Dennoch beurteilten die Autoren die EVLA-Behandlung als überlegen, weil innerhalb der fünf Jahre signifikant weniger klinische Rezidive aufgetreten waren als nach Operationen (20,9 bzw. 34,3 %; p = 0,01). Die absolute Risikoreduktion betrug 0,134. Basierend auf den Ergebnissen errechneten die Autoren, dass durch sieben EVLA-Behandlungen ein klinisches Rezidiv in fünf Jahren vermieden wurde. Binnen fünf Jahren waren bei 22 von 137 Patienten (16,1 Prozent) in der Operationsgruppe und 18 von 139 (12,9 Prozent) in der EVLA-Gruppe (P = 0,463) erneute Eingriffe erforderlich.
Bruning hat folgende Erfahrung gemacht: „Nach fünf Jahren sind sowohl bei der endovenösen Therapie als auch nach einer Operation gleichviele sichtbare Krampfadern vorhanden. Wieviel davon hämodynamisch relevant ist, ist unklar.
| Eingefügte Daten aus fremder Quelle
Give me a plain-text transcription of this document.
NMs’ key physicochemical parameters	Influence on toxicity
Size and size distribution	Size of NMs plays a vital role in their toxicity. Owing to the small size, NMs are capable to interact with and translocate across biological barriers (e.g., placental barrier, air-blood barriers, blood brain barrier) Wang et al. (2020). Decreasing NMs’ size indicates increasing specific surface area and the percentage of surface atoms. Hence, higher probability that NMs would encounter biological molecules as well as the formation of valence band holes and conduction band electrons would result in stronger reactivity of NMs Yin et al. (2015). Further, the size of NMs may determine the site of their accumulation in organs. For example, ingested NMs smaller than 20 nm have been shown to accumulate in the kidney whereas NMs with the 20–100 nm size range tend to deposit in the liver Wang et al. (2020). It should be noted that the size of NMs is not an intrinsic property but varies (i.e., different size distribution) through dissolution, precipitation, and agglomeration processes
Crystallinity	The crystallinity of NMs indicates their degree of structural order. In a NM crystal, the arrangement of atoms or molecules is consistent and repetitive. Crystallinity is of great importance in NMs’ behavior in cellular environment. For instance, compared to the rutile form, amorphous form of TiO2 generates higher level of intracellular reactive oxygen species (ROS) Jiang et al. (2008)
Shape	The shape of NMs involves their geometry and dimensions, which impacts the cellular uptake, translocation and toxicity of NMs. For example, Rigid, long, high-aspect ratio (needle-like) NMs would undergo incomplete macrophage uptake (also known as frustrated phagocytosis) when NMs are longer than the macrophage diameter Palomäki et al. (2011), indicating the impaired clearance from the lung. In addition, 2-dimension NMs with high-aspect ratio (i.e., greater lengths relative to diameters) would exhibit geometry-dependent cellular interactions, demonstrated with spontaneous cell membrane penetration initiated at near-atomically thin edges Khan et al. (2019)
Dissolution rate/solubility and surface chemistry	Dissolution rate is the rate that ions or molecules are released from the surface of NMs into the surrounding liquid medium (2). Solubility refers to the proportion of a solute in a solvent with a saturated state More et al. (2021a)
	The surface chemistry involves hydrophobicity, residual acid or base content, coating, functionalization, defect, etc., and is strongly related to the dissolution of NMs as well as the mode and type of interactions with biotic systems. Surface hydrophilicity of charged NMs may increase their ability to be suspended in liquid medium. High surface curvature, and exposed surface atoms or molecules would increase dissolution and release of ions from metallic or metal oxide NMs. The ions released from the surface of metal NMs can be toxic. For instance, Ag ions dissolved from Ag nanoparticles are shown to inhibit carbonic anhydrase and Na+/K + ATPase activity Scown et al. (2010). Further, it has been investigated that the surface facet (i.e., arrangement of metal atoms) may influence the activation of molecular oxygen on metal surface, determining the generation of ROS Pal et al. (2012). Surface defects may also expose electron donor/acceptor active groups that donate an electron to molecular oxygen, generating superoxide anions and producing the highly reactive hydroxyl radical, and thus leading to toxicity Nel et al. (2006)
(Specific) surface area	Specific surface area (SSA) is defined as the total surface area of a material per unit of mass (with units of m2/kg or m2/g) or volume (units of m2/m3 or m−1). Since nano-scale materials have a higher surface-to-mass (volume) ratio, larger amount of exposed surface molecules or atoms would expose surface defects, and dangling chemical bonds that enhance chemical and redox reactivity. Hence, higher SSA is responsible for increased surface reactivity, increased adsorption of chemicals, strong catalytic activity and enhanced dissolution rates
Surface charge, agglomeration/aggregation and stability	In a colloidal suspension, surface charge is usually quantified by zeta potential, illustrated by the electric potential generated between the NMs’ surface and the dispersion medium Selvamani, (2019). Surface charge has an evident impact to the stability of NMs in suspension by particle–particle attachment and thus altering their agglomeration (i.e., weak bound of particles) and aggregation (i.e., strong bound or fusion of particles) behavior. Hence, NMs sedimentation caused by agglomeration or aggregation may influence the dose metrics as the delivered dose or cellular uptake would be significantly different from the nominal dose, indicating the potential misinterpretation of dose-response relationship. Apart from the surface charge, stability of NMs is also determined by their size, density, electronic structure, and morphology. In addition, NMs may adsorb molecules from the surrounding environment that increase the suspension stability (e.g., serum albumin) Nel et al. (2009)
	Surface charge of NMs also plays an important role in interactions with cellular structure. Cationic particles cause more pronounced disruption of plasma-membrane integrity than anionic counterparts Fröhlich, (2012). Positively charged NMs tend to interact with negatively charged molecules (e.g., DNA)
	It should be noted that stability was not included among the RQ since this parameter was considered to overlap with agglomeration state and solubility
Wenn Sie die perioperativen Parameter wie Lebensqualität, Morbidität, Mortalität oder Komplikationsrate vergleichen, ist es unerheblich, welche Methode Sie verwenden.“
Im Gegensatz zur Situation in Deutschland wird EVLA seit 2013 in der britischen Leitlinie als erste Behandlungsoption genannt. Bruning erklärt, dass dies nicht wegen der besseren Ergebnisse der Fall ist, sondern weil das Therapieschema besser zum britischen Gesundheitssystem passt.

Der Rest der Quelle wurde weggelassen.